Tendo em conta a sua experiência, ao ter trabalhado em vários locais distintos, ao ser um cientista multifacetado, um mediador de diálogo entre instituições, um cidadão activo, sente que o seu legado, mais do que um legado científico e de cidadania, será acima de tudo um legado humano?

Eu gosto da pergunta, mas nunca pensei nesse assunto. Nunca pensei naquilo que lego. Acho que a ideia de que eu servi para ajudar as pessoas a terem a autoconfiança necessária para explorarem aquilo que são e aquilo de que são capazes, foi a minha função mais importante. Na forma como eu me apresento cientificamente, civilmente, politicamente, sem ter vergonha nem orgulho do que sou e do que fiz. Tive contribuições interessantes na área da ciência, na área do conhecimento em geral. Defendi durante muito tempo a necessidade da interdisciplinaridade, que ainda está muito longe de ser conseguida. Acho que a forma como eu nunca tentei fazer jogos de pessoas contra pessoas e de ser sempre muito aberto em relação às pessoas de quem eu gosto. Às pessoas com quem vivo, às pessoas que me ajudaram a crescer. Acho que isso também leva tempo a ser reconhecido. E valorizam isso, até certo ponto.

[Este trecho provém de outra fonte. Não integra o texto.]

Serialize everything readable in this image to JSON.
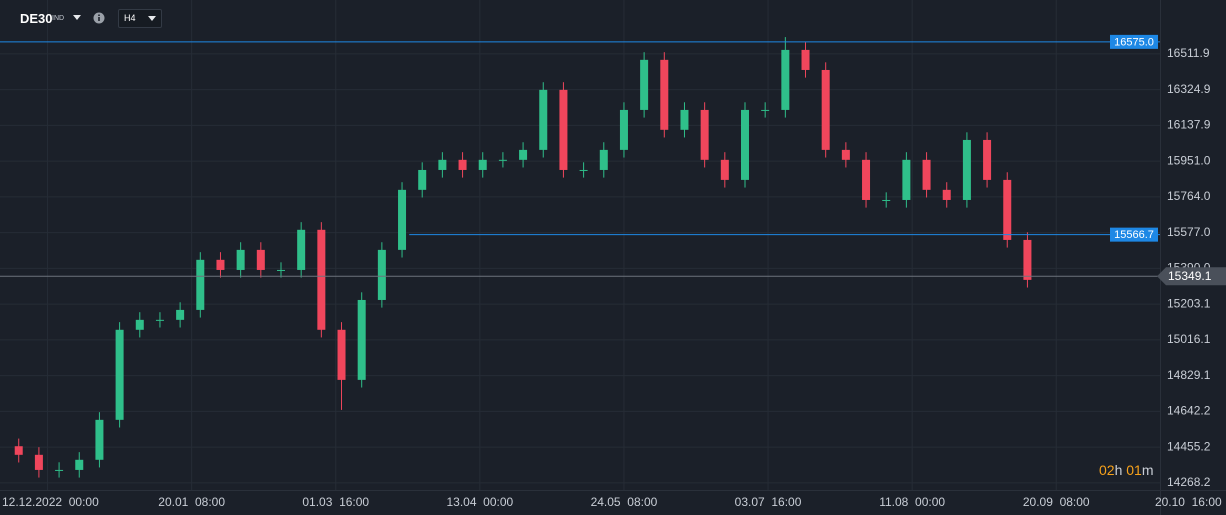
{
  "header": {
    "symbol": "DE30",
    "symbol_type": "IND",
    "timeframe": "H4"
  },
  "countdown": {
    "hours": "02",
    "h": "h",
    "minutes": "01",
    "m": "m"
  },
  "chart_data": {
    "type": "candlestick",
    "x": [
      -20,
      -6,
      8,
      22,
      36,
      50,
      64,
      78,
      92,
      106,
      120,
      134,
      148,
      162,
      176,
      190,
      204,
      218,
      232,
      246,
      260,
      274,
      288,
      302,
      316,
      330,
      344,
      358,
      372,
      386,
      400,
      414,
      428,
      442,
      456,
      470,
      484,
      498,
      512,
      526,
      540,
      554,
      568,
      582,
      596,
      610,
      624,
      638,
      652,
      666,
      680
    ],
    "open": [
      14460,
      14415,
      14336,
      14336,
      14389,
      14598,
      15069,
      15121,
      15121,
      15173,
      15435,
      15382,
      15487,
      15382,
      15382,
      15592,
      15069,
      14807,
      15225,
      15487,
      15801,
      15905,
      15958,
      15905,
      15958,
      15958,
      16010,
      16324,
      15905,
      15905,
      16010,
      16219,
      16481,
      16115,
      16219,
      15958,
      15853,
      16219,
      16219,
      16533,
      16428,
      16010,
      15958,
      15748,
      15748,
      15958,
      15801,
      15748,
      16062,
      15853,
      15539
    ],
    "high": [
      14500,
      14455,
      14376,
      14429,
      14638,
      15109,
      15161,
      15161,
      15213,
      15475,
      15475,
      15527,
      15527,
      15422,
      15632,
      15632,
      15109,
      15265,
      15527,
      15841,
      15945,
      15998,
      15998,
      15998,
      15998,
      16050,
      16364,
      16364,
      15945,
      16050,
      16259,
      16521,
      16521,
      16259,
      16259,
      15998,
      16259,
      16259,
      16600,
      16573,
      16468,
      16050,
      15998,
      15788,
      15998,
      15998,
      15841,
      16102,
      16102,
      15893,
      15579
    ],
    "low": [
      14375,
      14296,
      14296,
      14296,
      14349,
      14558,
      15029,
      15081,
      15081,
      15133,
      15342,
      15342,
      15342,
      15342,
      15342,
      15029,
      14650,
      14767,
      15185,
      15447,
      15761,
      15865,
      15865,
      15865,
      15918,
      15918,
      15970,
      15865,
      15865,
      15865,
      15970,
      16179,
      16075,
      16075,
      15918,
      15813,
      15813,
      16179,
      16179,
      16388,
      15970,
      15918,
      15708,
      15708,
      15708,
      15761,
      15708,
      15708,
      15813,
      15499,
      15290
    ],
    "close": [
      14415,
      14336,
      14336,
      14389,
      14598,
      15069,
      15121,
      15121,
      15173,
      15435,
      15382,
      15487,
      15382,
      15382,
      15592,
      15069,
      14807,
      15225,
      15487,
      15801,
      15905,
      15958,
      15905,
      15958,
      15958,
      16010,
      16324,
      15905,
      15905,
      16010,
      16219,
      16481,
      16115,
      16219,
      15958,
      15853,
      16219,
      16219,
      16533,
      16428,
      16010,
      15958,
      15748,
      15748,
      15958,
      15801,
      15748,
      16062,
      15853,
      15539,
      15330
    ],
    "up_color": "#2fbf8a",
    "down_color": "#f0465c",
    "xlim": [
      -33,
      772
    ],
    "ylim": [
      14231,
      16794
    ],
    "xticks": [
      {
        "value": 0,
        "label": "12.12.2022  00:00"
      },
      {
        "value": 100,
        "label": "20.01  08:00"
      },
      {
        "value": 200,
        "label": "01.03  16:00"
      },
      {
        "value": 300,
        "label": "13.04  00:00"
      },
      {
        "value": 400,
        "label": "24.05  08:00"
      },
      {
        "value": 500,
        "label": "03.07  16:00"
      },
      {
        "value": 600,
        "label": "11.08  00:00"
      },
      {
        "value": 700,
        "label": "20.09  08:00"
      },
      {
        "value": 800,
        "label": "20.10  16:00"
      }
    ],
    "yticks": [
      14268.2,
      14455.2,
      14642.2,
      14829.1,
      15016.1,
      15203.1,
      {
        "value": 15390,
        "label": "15390.0"
      },
      {
        "value": 15577,
        "label": "15577.0"
      },
      {
        "value": 15764,
        "label": "15764.0"
      },
      {
        "value": 15951,
        "label": "15951.0"
      },
      16137.9,
      16324.9,
      16511.9
    ],
    "grid": true,
    "lines": [
      {
        "value": 16575,
        "label": "16575.0",
        "color": "#1e88e5"
      },
      {
        "value": 15566.7,
        "label": "15566.7",
        "color": "#1e88e5",
        "x_start": 251
      },
      {
        "value": 15349.1,
        "color": "#6d737c"
      }
    ]
  }
}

Estava agora a lembrar-me de uma coisa engraçada, que me veio agora à cabeça e que já tinha esquecido. Houve um investigador na Gulbenkian que há uns 40 ou 50 anos fez o meu mapa astral. E depois escreveu um texto a explicá-lo. Uma das coisas que ele disse e que achei piada foi que, quando nasci, os planetas estavam todos acima do horizonte. Por isso, eu não era uma pessoa escondida. Na altura achei piada. Não é que eu acredite no mapa astral, já várias pessoas me fizeram mapas astrais diferentes [risos]. Aquilo foi-me oferecido com muita simpatia. Mas eu achei graça a esta conclusão dele. Estarem os astros, os planetas, todos acima do horizonte. E depois disse-me outra coisa, como eu nasci no hemisfério sul se calhar era tudo ao contrário [risos]. Se eu pensar num legado, acho que é isso. Ser muito transparente e não fazer jogos. E também construir uma vida com uma pessoa durante 46 anos e ainda com muito carinho mútuo. Hoje em dia isso é uma raridade. Já não há disso com muita frequência. Acho que estas são as duas coisas mais importantes.